昨年の料理大会の覇者にしてクイーン新堂美咲と並んだ木乃香は、あれ以降クリスマスパーティの参加以外は公式に活動してないにも関わらず以前として人気が高いままである。

以前あったような料理勝負を挑む者の他にも大小様々なサークルから誘いを受けていて、中には研究費として木乃香に毎月一定の資金を出すなどかなりの厚待遇を提示したサークルもあるが木乃香は全て断っていた。

理由は単純に忙しいことと横島が居ないサークルに入っても木乃香にとってあまり意味がないからである。


「入るだけで毎月生活が出来そうね。」

研究費もスイーツという分野にも関わらず毎月数万から最高で十万ほど提示されてもいたが、はっきり言って木乃香はそんなお金を貰うほどサークルに貢献できる気がしないし逆に怖くて貰えないのが本音だ。

明日菜なんかはよく勧誘されるところを目撃するのでいい加減慣れているが、中学生の木乃香に所属するだけで数万のお金が貰えるなんてと未だに驚きの方も大きい。


「ああいう大手のサークルは資金が豊富ですからね。 木乃香が所属して知名度が上がるなら月に数万は高くはないのでしょう。」

「ウチそんなお金貰うほど貢献できへんわ。」

ただ最近特に大学部のサークル事情に詳しい夕映いわく、木乃香の知名度だと月に数万くらいならば出すサークルはそれなりにあるらしい。

飲食系サークルは麻帆良祭を始めとした麻帆良でのイベントや祭りに年間を通して参加しているので、下手な個人より資金が豊富なようである。

木乃香が所属して知名度が上がり麻帆良祭やイベントにちょっと顔を出してくれるだけで元が取れるのだろう。


「それに本命は横島さんだから。」

ちなみに彼らが木乃香を勧誘する本命は横島にあったりする。

無論木乃香の人気と知名度も欲しいが、中には木乃香がサークルに加わることでその師匠とも恋人とも言える横島の協力も間接的に得られるとの狙いも透けて見えていた。

実は夕映やのどかの元にはそんなサークルの側の裏情報も伝わっていて、親しい大学生からは気を付けた方がいいと教えて貰っている。

ここのところ四月という年度の始まりという時期なだけに木乃香のような有名人なんかは、サークルによる勧誘合戦が激しくなっていたのだ。


「横島さんとこも最近弟子入り志願者が来てるしね。」

ちなみに四月に入って以降、横島の元にも弟子入り志願者が結構来ていた。

体育祭以降は時々来ることはあったが、最近は年度の始まりということもあり明らかに数が多い。
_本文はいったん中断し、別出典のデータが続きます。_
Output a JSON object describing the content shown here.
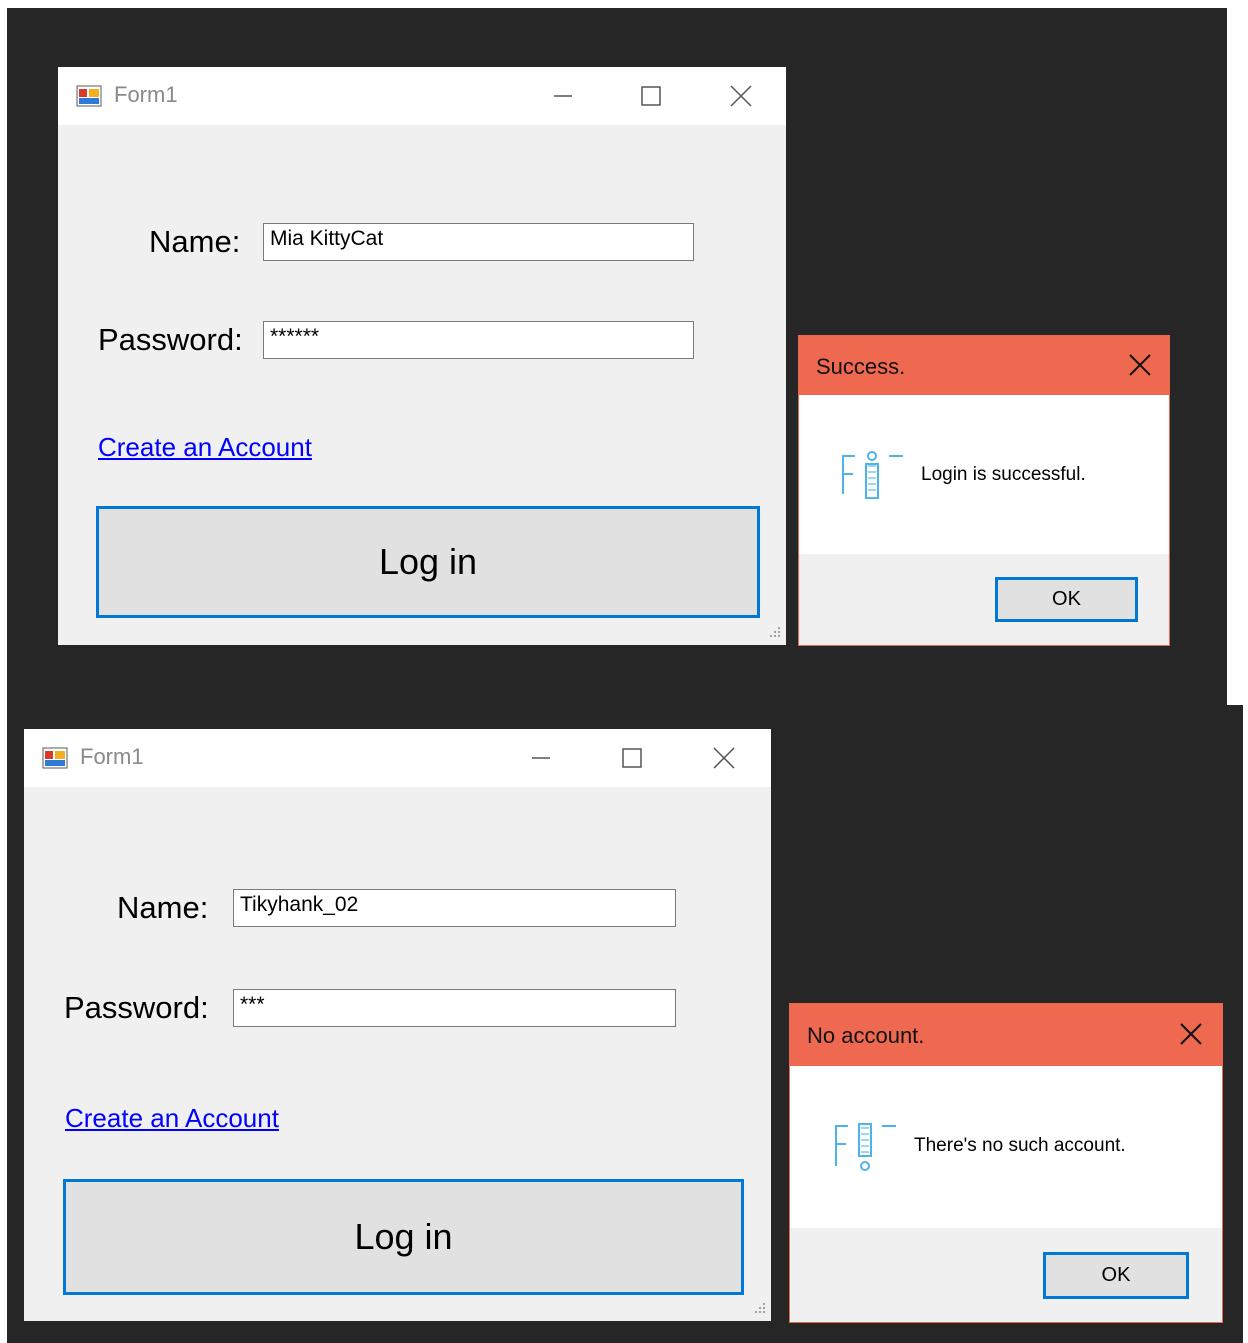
{
  "forms": [
    {
      "title": "Form1",
      "name_label": "Name:",
      "name_value": "Mia KittyCat",
      "password_label": "Password:",
      "password_value": "******",
      "create_account_link": "Create an Account",
      "login_button": "Log in"
    },
    {
      "title": "Form1",
      "name_label": "Name:",
      "name_value": "Tikyhank_02",
      "password_label": "Password:",
      "password_value": "***",
      "create_account_link": "Create an Account",
      "login_button": "Log in"
    }
  ],
  "dialogs": [
    {
      "title": "Success.",
      "message": "Login is successful.",
      "ok_button": "OK",
      "icon": "info-icon"
    },
    {
      "title": "No account.",
      "message": "There's no such account.",
      "ok_button": "OK",
      "icon": "warning-icon"
    }
  ],
  "colors": {
    "dialog_titlebar": "#ef6950",
    "focus_border": "#0078d7",
    "link": "#0000ff",
    "form_background": "#f0f0f0",
    "desktop_background": "#262626"
  }
}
もちろん横島としては以前面倒を見た宮脇兄妹で懲りたので全員断っていたが。

ただ木乃香が先日新堂美咲に会った際に聞いた話では麻帆良では在学中の弟子入りすることは必ずしも珍しくないらしく、新堂の店にもよく来るらしい。

まあ流石に面倒を見きれないので新堂の店でも基本的には断ってるらしいが。


「横島さん基本的に責任とか嫌いですから。」

結局現状では横島や木乃香のみならず夕映やのどかまでにもどうすれば横島へ弟子入り出来るかという問い合わせや、イベントやサークルに協力して貰えないかとの話などいろいろ舞い込んで来るが横島も暇じゃないので多忙を理由に断るしかない。

元々責任とか面倒が嫌いな横島を木乃香達は知るだけに、現状以上働かせるといい結果にならないのは彼女達も理解している。

ただ世間的に見て横島に弟子入りするには木乃香並の実力が必要なのだと思われることで、かなり抑止力になってるのは木乃香達にとっても幸いだった。